Thursday, December 02, 2004

Lono's Great Innovator Award

The Lono's Great Innovator Award is given out not necessarily every day, but certainly any day an invention of such usefulness becomes salient to me and I am able to triumph in its use.

Today's award goes to a man who's philanthropic tendencies rival that of the great Oscar Schindler. I am speaking of course of the inventor of the snooze button - the quintessential pot of gold at the end of the altruistic rainbow.

My newest alarm clock features a luxury previously enjoyed only by heads of state and the wealthiest of the world's citizens. Now available to the masses and bettering lives one at a time, the nine-minute snooze is a testament that all men are not inherently evil. I'd say one person was so inherently good he became a beacon of hope to the minions of sleepers that felt five or seven minute snoozes were a travesty.

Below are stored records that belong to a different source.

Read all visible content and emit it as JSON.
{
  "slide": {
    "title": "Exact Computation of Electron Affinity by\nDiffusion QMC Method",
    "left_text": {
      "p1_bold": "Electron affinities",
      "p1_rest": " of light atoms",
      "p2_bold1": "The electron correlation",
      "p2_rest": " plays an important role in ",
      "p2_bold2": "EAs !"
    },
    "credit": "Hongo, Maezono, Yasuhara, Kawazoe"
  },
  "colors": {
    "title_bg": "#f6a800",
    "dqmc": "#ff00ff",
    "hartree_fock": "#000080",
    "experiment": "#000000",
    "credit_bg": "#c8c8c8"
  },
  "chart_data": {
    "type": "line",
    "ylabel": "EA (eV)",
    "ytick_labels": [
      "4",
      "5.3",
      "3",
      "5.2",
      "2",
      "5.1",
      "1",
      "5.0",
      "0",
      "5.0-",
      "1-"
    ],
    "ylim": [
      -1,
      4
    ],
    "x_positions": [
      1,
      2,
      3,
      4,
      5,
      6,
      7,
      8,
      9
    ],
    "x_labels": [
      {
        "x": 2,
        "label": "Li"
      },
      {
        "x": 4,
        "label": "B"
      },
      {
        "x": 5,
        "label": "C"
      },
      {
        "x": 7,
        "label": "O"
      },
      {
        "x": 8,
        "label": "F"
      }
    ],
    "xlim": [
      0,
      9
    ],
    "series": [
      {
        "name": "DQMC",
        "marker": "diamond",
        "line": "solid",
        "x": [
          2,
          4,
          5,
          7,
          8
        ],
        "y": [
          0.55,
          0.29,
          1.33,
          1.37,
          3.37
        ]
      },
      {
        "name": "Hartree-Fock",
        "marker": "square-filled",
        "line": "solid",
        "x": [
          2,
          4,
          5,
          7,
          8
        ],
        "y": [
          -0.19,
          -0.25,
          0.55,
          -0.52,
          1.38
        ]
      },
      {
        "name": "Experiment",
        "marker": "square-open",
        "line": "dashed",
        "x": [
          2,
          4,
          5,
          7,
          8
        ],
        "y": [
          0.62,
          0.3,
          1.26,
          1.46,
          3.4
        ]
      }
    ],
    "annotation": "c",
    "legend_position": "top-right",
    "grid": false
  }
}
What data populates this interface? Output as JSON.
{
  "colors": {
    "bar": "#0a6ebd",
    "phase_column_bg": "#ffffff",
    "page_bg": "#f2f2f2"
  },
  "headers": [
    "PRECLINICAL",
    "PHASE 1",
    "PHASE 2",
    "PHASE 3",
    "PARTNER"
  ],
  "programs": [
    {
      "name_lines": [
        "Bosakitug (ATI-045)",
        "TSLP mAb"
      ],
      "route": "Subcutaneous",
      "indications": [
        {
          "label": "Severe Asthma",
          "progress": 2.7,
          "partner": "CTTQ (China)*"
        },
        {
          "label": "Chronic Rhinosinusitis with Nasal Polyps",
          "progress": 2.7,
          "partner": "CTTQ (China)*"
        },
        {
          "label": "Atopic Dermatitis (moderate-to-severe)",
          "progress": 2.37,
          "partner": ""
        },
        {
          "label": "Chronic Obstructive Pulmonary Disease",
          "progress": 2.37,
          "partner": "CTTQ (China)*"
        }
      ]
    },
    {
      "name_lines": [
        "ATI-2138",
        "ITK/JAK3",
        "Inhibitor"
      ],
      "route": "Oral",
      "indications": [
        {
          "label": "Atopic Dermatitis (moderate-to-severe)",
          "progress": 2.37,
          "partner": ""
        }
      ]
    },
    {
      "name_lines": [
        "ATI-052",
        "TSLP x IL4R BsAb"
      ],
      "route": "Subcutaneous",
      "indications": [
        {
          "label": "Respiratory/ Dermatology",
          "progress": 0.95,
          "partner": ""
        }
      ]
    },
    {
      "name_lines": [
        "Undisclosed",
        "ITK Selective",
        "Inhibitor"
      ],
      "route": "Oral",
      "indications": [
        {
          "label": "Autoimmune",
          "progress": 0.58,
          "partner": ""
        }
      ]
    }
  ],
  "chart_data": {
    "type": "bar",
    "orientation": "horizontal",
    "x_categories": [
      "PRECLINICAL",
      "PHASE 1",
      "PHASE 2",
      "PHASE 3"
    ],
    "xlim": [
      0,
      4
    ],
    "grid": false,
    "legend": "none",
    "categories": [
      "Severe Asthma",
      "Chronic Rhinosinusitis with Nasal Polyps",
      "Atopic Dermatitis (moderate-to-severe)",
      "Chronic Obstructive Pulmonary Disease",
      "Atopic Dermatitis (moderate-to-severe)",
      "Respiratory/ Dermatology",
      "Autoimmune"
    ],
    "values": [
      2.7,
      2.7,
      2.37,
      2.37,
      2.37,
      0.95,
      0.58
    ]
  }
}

No other invention can single-handedly turn waking up into a marathon of three or four nine-minute intervals. Last night, in an attempt to leave my friends at the bar, I distinctly recall declaring this morning to be an "early" one, easily warranting my midnight departure. However, somewhere between the cab ride home and waking up this morning, my unconscious self and snooze button conspired against me to delay the inevitable until 8 am. Glorious. You know, every once in awhile I really have to hand it to my unconscious self. Every once in awhile he really comes through in the clutch. This morning was one of those times.

So here's hoisting one, first, to my unconscious self. Hoist the second higher and more proudly to the man who gave us the snooze button and, more specifically, the nine-minute variety snooze button. Hip Hip Hooray for this veritable Prometheus of sleep-time. Hip Hip Hooray!

Wednesday, December 01, 2004

Woe is me...

...the humanities-minded person trying to fend for himself in setting up a goddamn blog. If only I'd spent more time on learning HTML and less time on BS and T&A, I might have a much cooler looking blog right now. Alas, I shall make due with none of the bells and whistles, nifty pictures, collages, or esoteric technological rigmarole that might grace the site of a blogger with a name like LinuxDude or HackFu. But LD never would have come up with a word like "rigmarole. " And that's where I've got him.

My pen is my only weapon, not an href or the always sharp <> dealies. I have no ability to wield those in any meaningful way. I wage war with multisyllabic incantations and pedantic declarations that'll make you wonder at my sanity, or lack thereof.

As I sit here, creatively bankrupt and firing on three mental cylinders, I realize that today was probably not the best day to bring my blog into this world. And for that very reason, it is the perfect day! Not really, but I thought that might add some extra ambiguity-laced suspense. I was wrong.